Jessica working with retired NPS archeologist Tim to identify archeological chert  within collections.

This summer, I am working in collaboration with ACE and New River Gorge National Park, the newest National Park in the country. I mainly work with museum collections, which many people do not know even exists within the Park Service. The objects you see on display in visitor centers are only a small fraction of the resources that Parks work to preserve, interpret, and protect from deterioration. According to the NPS, Museum Collections refers to the “group of artifacts (including archives) and/or scientific specimens that are relevant to the park’s mission, mandates, history, and themes, and which the park manages, preserves, and makes available for access (through research, exhibits, and other media) for the public benefit.” 

Jessica entering artifact information into an online database for the Department of the Interior.

In order to track the condition of objects with the Museum Collections, I record information about each and every object in storage, including a description, size measurements, where it can be found within the Collections, and any signs of deterioration. This information allows museum curators and museum technicians to locate objects when they are needed for research in addition to tracking how the object reacts to the temperature, light, and other environmental factors. It is a lengthy process to ensure that objects are clean and sufficiently documented, but thankfully the Cultural Resources division exists to highlight the valuable items that can show us how life was experienced in the past.

Jessica using a soft-haired paint brush to clean the surface of an early 20th century typewriter.

Did you know that the paper in your printer contains an organic compound called lignin that is harmful to historic resources? Utilizing archival paper to house and store objects is just one facet of conservation efforts that occur within Museum Collections. An unassuming spot of mold or layer of rust can progress into a disaster that makes objects too damaged to read or function.
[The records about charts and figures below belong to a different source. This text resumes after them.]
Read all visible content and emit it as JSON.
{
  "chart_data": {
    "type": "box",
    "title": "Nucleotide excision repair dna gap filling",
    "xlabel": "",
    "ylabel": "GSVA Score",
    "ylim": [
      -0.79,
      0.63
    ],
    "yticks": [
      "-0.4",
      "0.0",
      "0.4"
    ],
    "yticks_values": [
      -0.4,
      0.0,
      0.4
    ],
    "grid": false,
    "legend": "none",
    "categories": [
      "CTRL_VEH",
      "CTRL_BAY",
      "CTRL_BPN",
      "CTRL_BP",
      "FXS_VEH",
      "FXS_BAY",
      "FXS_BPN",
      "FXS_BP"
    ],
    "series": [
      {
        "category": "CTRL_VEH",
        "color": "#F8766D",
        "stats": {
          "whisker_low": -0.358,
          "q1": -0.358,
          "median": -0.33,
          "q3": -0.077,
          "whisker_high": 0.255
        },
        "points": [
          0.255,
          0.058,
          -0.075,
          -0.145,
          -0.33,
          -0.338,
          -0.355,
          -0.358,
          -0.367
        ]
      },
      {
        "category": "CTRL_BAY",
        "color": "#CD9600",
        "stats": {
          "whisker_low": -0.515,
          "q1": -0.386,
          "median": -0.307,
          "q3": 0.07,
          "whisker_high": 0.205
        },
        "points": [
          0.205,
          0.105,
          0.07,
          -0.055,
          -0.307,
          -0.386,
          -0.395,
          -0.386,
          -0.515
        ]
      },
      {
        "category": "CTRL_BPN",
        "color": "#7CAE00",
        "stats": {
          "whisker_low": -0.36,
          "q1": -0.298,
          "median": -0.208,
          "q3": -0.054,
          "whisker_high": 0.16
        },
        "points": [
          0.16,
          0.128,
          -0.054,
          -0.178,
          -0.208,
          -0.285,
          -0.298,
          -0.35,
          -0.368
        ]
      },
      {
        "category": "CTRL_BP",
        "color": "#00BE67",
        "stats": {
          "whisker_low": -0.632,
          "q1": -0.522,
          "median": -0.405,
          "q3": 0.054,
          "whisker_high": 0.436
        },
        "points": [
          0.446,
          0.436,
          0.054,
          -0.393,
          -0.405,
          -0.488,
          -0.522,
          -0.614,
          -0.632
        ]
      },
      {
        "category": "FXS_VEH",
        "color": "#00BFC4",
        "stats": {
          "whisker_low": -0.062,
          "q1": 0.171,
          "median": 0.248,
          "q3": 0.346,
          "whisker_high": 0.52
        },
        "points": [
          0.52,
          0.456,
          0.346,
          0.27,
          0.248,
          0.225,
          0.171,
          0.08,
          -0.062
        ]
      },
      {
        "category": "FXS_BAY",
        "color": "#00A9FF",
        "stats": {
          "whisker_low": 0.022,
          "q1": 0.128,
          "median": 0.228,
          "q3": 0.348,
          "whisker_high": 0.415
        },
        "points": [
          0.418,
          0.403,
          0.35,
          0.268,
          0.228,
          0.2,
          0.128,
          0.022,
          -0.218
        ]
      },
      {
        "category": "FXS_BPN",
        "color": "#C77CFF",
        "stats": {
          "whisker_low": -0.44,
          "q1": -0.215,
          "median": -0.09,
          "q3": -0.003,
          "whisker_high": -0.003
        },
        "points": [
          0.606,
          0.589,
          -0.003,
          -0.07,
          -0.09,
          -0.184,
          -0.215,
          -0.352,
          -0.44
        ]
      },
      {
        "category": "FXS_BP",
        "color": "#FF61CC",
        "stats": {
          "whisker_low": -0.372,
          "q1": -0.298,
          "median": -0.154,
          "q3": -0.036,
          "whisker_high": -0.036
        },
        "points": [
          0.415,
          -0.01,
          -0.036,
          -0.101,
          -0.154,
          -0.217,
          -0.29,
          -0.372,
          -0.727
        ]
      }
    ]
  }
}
Cleaning objects with archivally safe materials is an important part of my day that ensures such resources can be utilized for generations to come. 

As someone new to the professional world and operating procedures of the National Park Service, it is my personal goal to extend my work to be more accessible to the public, whether it be through education or research, the materials I work with on a daily basis belong to all of us. Making more digital content  and programming to inform the public about the duties of the cultural resource division will spread its mission and open more doors for people to use the resources within collections. Next time you visit a National Park, think about the work that went into acquiring, cleaning, and documenting the items on display and smile knowing that Cultural Resource professionals have your back when it comes to protecting the relics of our past.